Verse Job 36:32. With clouds he covereth the light.] This is all extraordinary saying, על כפים כמה אור al cappayim kissah or, which Mr. Good translates, "He brandisheth the blaze athwart the concave." The Vulgate, with which all the other versions less or more agree, has, In manibus abscondit lucem, "In his hands he hideth the light;" or, more literally, "By the hollow of his hands (כפים cappayim) he concealeth the light, (אור or,") the fountain of light, i.e., the SUN.
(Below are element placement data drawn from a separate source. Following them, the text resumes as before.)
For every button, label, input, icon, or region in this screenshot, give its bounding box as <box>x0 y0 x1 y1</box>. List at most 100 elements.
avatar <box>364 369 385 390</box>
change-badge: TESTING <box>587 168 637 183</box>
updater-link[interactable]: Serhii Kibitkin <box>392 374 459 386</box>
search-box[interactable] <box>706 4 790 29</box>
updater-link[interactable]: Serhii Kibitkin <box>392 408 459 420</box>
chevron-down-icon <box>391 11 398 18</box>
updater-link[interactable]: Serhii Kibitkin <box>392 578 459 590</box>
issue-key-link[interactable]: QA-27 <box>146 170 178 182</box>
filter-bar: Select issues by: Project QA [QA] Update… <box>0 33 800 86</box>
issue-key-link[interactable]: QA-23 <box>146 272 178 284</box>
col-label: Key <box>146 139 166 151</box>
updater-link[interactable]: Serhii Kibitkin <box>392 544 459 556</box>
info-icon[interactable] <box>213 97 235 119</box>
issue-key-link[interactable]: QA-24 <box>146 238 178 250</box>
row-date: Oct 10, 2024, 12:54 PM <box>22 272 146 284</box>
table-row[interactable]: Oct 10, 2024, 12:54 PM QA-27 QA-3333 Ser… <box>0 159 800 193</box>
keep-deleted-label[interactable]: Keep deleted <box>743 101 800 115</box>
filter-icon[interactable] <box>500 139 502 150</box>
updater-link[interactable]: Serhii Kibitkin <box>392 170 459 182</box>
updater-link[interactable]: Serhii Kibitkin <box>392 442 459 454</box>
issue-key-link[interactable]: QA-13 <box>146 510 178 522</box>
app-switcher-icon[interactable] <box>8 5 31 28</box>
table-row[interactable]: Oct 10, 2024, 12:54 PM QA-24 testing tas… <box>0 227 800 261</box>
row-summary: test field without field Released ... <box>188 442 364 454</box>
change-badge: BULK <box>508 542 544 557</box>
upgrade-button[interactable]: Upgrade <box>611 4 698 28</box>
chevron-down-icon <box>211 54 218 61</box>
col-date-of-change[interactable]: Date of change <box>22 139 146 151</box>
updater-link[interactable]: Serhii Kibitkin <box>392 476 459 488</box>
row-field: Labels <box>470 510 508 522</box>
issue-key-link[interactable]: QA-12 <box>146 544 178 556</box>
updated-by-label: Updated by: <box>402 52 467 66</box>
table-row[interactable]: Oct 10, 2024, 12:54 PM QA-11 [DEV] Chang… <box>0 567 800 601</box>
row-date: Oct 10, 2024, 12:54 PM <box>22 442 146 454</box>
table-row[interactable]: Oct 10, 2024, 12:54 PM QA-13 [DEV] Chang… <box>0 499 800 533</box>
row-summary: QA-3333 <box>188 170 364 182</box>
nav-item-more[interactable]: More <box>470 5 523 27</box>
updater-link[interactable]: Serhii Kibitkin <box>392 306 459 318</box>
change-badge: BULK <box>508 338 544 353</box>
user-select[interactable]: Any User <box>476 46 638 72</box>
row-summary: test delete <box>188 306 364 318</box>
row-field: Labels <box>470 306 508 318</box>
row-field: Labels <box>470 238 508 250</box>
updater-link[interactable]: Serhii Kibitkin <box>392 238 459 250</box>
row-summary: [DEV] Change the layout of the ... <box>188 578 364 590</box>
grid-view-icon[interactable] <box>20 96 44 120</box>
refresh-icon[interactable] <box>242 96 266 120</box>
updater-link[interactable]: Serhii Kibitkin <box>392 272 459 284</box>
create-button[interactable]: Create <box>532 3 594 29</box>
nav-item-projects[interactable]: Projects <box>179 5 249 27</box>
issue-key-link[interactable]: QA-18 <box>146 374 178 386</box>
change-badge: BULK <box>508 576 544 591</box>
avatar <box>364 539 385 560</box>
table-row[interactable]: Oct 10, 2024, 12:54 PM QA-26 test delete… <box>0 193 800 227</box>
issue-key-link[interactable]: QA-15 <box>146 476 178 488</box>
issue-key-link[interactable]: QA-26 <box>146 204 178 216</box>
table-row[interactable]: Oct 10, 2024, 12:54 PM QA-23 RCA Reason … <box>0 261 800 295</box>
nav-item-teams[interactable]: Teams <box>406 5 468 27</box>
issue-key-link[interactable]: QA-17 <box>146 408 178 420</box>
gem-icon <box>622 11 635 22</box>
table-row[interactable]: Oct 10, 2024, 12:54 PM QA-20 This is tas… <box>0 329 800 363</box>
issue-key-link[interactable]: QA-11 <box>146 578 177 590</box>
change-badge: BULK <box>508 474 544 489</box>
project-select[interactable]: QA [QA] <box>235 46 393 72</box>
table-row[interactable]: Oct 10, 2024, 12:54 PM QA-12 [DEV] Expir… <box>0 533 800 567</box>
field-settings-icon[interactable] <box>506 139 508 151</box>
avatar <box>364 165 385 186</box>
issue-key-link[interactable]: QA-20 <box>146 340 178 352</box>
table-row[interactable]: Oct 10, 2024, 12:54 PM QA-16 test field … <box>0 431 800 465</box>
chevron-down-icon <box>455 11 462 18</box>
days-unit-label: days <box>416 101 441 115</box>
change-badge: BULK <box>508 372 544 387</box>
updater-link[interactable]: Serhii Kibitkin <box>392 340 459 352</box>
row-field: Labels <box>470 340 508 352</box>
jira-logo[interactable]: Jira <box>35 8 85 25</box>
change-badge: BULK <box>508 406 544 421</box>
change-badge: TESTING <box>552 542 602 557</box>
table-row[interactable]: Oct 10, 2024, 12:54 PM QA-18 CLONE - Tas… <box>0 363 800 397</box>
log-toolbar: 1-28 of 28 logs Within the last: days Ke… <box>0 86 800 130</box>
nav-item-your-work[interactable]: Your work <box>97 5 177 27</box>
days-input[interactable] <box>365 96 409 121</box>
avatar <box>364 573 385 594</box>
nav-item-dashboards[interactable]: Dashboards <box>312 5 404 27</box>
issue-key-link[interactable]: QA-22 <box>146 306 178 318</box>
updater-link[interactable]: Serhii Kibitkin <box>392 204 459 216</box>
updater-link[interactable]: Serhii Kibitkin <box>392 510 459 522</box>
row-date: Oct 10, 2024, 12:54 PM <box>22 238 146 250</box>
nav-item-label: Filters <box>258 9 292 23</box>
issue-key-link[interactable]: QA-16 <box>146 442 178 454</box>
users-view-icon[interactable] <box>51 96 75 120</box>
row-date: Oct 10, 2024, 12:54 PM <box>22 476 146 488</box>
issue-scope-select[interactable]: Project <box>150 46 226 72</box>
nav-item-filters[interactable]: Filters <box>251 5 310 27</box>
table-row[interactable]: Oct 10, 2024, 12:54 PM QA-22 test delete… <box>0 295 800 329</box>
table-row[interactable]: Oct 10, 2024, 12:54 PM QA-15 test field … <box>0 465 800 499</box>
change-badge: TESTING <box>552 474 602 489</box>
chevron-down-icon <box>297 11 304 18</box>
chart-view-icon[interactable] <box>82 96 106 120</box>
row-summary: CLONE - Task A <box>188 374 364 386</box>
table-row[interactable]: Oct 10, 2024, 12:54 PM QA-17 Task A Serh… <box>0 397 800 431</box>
And commandeth it not to shine by the cloud that cometh betwixt.] I am afraid this is no translation of the original. Old Coverdale is better: - And at his commandement it commeth agayne; which is a near copy of the Vulgate. Here again Mr. Good departs from all the versions, both ancient and modern, by translating thus: - "And launcheth his penetrating bolt." Dr. Stock, in my opinion, comes nearer the original and the versions in his translation:-

"And giveth charge as to what it shall meet."

The mending of the text by conjecture, to which we should only recur in desperate necessity, has furnished Mr. Good and Reiske with the above translation. For my own part, I must acknowledge an extreme difficulty both here and in the concluding verse, on which I am unwilling to lay a correcting hand. I think something of the doctrine of eclipses is here referred to; the defect of the solar light, by the interposition of the moon. So in the time of an eclipse God is represented as covering the body of the sun with the hollow of his hand, and thus obscuring the solar light, and then removing his hand so as to permit it to re-illuminate the earth.

Mr. Good gets his translation by dividing the words in a different manner from the present text. I shall give both: -

Hebrew: ויצו עליה במפגיע

Vayetsav aleyha bemaphgia


Mr. Good: ויצוע ליהב מפגיע

Veyezvo liahbe mapegio.


Of which he learnedly contends, "And launcheth his penetrating bolt," is the literal sense. The change here made, to produce the above meaning, is not a violent one; and I must leave the reader to judge of its importance.